Blue Array was contracted by Militia Broadcasts to handle the multitrack for both shows. On the second night, Marinus was also responsible for the live broadcast mix for the web streaming. “Eban sat with me and just loved it,’ grins Marinus. “He said the sound was amazing.’

Another person equally pleased with the audio from the DiGiCo SD5 was Eric Shenyo, the international FOH Engineer/tour manager. “He came to the van a couple of times before the show and just wanted to have a listen to what I had done and give me a few pointers on certain songs where he wanted certain effects,’ explained Marinus. “I took some notes and would then audition and play back what it sounded like. It was great as anything he asked to listen to and try out was right at my fingertips.’’

When asked for a room reverb for the drums, Marinus was able to add it instantly. “I showed him some of the other effects I used on the drums. We went to the guitars, I showed him the plug-ins strips I used and how I placed the guitars, and he replied, “I should actually go try this on my board in the venue just now.’ Having the ability to populate the board with tons of effects meant I could easily and quickly switch to something he liked. A rewarding feeling when you get told “it sounds great’’.

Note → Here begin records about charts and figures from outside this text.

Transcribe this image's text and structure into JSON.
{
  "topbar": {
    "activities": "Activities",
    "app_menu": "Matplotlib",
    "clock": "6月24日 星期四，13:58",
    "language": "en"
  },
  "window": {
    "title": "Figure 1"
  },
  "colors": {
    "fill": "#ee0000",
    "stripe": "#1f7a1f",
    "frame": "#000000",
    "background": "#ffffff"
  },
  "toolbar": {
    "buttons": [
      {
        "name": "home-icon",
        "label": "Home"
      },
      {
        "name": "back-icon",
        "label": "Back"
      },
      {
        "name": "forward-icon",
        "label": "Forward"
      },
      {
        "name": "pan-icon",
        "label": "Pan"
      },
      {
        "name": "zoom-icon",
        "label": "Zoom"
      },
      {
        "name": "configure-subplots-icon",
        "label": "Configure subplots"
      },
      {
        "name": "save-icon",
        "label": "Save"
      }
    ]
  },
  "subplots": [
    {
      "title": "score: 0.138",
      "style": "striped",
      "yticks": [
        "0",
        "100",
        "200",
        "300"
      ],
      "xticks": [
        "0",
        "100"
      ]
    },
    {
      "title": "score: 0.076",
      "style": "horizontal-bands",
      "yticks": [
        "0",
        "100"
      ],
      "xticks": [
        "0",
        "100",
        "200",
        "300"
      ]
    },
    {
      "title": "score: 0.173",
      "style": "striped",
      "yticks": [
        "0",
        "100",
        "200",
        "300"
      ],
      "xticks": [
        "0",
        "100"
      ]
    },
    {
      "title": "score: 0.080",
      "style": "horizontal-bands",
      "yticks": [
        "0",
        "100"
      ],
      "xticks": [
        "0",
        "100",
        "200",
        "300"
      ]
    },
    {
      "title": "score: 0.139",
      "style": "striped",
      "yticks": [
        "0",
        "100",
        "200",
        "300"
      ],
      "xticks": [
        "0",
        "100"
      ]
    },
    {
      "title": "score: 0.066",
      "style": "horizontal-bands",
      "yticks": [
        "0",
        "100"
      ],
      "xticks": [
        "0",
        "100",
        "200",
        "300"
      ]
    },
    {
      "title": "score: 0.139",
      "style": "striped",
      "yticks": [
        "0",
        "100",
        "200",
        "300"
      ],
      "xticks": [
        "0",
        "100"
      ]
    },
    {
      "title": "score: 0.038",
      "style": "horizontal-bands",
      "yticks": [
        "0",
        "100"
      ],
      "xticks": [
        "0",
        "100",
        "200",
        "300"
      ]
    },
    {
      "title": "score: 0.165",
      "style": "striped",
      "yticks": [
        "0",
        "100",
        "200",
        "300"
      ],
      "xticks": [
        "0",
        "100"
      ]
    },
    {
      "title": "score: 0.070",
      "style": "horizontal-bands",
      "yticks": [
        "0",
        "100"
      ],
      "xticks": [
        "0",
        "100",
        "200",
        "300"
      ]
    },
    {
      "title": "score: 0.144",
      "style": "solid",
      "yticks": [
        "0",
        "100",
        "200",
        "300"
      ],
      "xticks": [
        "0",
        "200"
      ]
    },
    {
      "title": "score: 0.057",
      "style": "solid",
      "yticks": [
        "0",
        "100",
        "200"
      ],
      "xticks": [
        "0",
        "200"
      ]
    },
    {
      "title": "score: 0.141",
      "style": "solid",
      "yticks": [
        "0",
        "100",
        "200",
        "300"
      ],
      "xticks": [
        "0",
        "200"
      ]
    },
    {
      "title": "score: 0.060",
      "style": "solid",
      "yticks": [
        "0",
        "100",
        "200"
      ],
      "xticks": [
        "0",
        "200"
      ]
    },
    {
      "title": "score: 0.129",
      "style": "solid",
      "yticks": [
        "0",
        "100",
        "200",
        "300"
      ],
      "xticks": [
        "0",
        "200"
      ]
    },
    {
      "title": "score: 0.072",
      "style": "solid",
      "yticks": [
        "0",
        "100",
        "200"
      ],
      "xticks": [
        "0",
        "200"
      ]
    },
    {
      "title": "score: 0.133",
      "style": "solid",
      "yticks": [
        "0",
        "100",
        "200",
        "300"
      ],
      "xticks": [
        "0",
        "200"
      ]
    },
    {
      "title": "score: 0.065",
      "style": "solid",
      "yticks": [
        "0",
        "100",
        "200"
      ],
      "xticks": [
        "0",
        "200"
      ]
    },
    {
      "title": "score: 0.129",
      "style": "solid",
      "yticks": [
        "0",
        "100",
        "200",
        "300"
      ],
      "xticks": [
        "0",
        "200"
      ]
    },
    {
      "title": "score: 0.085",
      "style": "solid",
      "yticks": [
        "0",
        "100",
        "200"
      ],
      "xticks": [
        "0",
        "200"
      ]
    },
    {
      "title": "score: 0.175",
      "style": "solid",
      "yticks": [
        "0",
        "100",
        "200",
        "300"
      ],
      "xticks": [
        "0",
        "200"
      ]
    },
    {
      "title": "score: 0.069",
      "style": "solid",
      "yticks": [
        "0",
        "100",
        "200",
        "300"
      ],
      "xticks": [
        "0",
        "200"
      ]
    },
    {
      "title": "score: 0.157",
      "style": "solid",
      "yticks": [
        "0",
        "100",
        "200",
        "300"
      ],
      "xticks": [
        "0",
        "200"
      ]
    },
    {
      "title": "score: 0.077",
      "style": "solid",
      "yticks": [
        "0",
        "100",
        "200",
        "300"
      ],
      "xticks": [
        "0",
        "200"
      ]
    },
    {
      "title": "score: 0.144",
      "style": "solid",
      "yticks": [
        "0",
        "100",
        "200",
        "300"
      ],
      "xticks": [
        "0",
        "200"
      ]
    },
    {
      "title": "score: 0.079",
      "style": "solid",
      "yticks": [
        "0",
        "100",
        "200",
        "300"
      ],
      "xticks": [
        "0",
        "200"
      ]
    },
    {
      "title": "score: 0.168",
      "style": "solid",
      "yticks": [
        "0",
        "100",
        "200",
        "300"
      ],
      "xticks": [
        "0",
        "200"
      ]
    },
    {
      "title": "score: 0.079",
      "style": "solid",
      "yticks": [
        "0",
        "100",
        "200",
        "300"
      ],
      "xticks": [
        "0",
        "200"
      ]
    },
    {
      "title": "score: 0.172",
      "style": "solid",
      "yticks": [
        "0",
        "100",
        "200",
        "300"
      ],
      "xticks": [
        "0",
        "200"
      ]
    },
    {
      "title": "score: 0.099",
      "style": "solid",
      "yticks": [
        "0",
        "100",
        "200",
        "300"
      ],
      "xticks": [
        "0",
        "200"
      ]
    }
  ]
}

The pair discussed the vocals. “Every single effect Eric Shenyo, asked for I had.’ They soon realised that what Marinus was doing in the OB van was notably similar to what was being done at FOH, the only difference being that the DiGiCo SD5 achieved these results without relying on dozens of external plugins.

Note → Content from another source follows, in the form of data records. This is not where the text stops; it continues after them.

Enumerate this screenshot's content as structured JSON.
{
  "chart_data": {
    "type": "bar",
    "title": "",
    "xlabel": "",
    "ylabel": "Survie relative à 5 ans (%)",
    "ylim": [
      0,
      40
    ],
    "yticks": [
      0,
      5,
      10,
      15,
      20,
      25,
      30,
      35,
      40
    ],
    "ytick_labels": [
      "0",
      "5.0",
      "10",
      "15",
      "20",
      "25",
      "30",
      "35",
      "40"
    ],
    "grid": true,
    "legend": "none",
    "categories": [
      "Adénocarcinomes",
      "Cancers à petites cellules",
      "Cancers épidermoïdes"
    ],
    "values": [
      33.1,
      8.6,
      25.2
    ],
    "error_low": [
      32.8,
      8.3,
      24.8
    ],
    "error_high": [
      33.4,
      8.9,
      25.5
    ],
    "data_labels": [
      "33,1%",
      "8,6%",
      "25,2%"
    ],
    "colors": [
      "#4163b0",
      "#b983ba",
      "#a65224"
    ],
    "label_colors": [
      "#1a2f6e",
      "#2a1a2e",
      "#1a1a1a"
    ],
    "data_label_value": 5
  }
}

Making use of effects, routing and bussing, Marinus came close to maxing out the SD5; the console Blue Array purchased a year ago. “There were things I could never do before because the gear limited me. There are old studio tricks I would sometimes use to fatten things up or to add a certain flavour. Now I can do this in a live environment, and probably better live due to the high resolution available to us with these amazing consoles.

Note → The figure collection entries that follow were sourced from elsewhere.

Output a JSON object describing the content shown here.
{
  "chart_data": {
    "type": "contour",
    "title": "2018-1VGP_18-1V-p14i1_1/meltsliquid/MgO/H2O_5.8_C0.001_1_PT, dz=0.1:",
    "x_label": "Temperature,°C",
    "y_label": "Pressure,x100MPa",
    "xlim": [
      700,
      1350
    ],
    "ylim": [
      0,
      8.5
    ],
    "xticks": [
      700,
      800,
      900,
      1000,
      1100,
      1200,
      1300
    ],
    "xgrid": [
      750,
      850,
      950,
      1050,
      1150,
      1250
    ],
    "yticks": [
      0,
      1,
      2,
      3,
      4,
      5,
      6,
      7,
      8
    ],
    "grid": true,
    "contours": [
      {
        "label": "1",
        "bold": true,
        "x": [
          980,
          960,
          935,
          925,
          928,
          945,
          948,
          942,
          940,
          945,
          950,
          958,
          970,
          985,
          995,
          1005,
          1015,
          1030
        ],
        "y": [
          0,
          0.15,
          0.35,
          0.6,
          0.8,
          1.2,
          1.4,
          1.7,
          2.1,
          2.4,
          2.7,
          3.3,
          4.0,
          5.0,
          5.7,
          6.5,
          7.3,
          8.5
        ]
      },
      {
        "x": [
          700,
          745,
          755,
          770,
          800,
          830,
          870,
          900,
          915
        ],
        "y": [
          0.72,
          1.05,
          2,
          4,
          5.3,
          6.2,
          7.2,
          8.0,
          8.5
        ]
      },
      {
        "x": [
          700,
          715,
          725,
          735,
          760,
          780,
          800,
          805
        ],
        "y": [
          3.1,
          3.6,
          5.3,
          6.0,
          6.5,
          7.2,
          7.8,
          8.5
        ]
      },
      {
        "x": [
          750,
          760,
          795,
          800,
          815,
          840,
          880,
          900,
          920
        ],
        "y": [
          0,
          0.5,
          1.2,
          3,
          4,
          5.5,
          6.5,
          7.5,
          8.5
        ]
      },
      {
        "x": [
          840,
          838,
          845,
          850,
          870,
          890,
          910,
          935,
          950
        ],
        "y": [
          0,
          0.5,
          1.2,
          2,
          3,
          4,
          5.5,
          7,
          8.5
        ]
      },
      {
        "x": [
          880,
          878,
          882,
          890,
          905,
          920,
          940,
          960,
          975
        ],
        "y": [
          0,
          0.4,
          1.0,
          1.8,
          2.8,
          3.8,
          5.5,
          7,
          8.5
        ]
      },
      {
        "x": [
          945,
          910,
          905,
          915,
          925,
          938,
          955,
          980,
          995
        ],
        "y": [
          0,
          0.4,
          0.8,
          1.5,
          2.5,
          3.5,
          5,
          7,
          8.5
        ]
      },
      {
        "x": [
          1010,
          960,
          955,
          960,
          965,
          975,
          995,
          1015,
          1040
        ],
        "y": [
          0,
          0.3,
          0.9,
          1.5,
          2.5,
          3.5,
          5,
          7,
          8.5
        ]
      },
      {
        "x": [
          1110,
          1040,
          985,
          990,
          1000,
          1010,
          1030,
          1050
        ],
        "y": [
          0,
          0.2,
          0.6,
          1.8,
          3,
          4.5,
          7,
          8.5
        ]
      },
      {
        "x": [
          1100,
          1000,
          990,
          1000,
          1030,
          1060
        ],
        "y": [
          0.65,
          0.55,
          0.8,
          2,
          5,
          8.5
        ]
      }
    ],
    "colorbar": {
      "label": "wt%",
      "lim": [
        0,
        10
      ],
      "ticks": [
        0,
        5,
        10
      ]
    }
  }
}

“That’s what’s great about the SD5 – the music we buy and listen to is not normally at a high resolution. I think there are only a handful of people in the world that have true 96kHz, 24-bit files to listen to. I believe in not insulting people’s ears, that is why we specialise in high-quality audio. We routinely run little corporate shows with two mics and two playbacks on that kind of resolution. Digital conversion should only have happened once by the time you hear it. Again, with things like that we’ve surpassed the quality of audio of general music distribution. We’re in a different audio quality space, and I feel they need to catch up now,’ laughs Marinus. “Fans can now go to concerts and hear more detail and be moved even more by the artists they love and support.’

The magic happens for Marinus when the show runs. “I have my pre-show processes of doing things, and I know that by the time the show starts I’ve built everything I need and probably end up only using half of it! But, it’s there if I need it and at any time in the show, when I feel it’s the right moment, I can push that fader and watch the crowd respond – it’s like playing an instrument, I become a part of the act and production rather than just sitting there pushing faders.’’

In this regard, Marinus as an Audio Engineer is one of the performers. “You’re the guy who first makes sure that the performer and audience connect and feed off each other, and then your work is to make it sound great. It’s more than just the music; it’s how a performance makes people feel and that goes beyond the science and theory of sound.’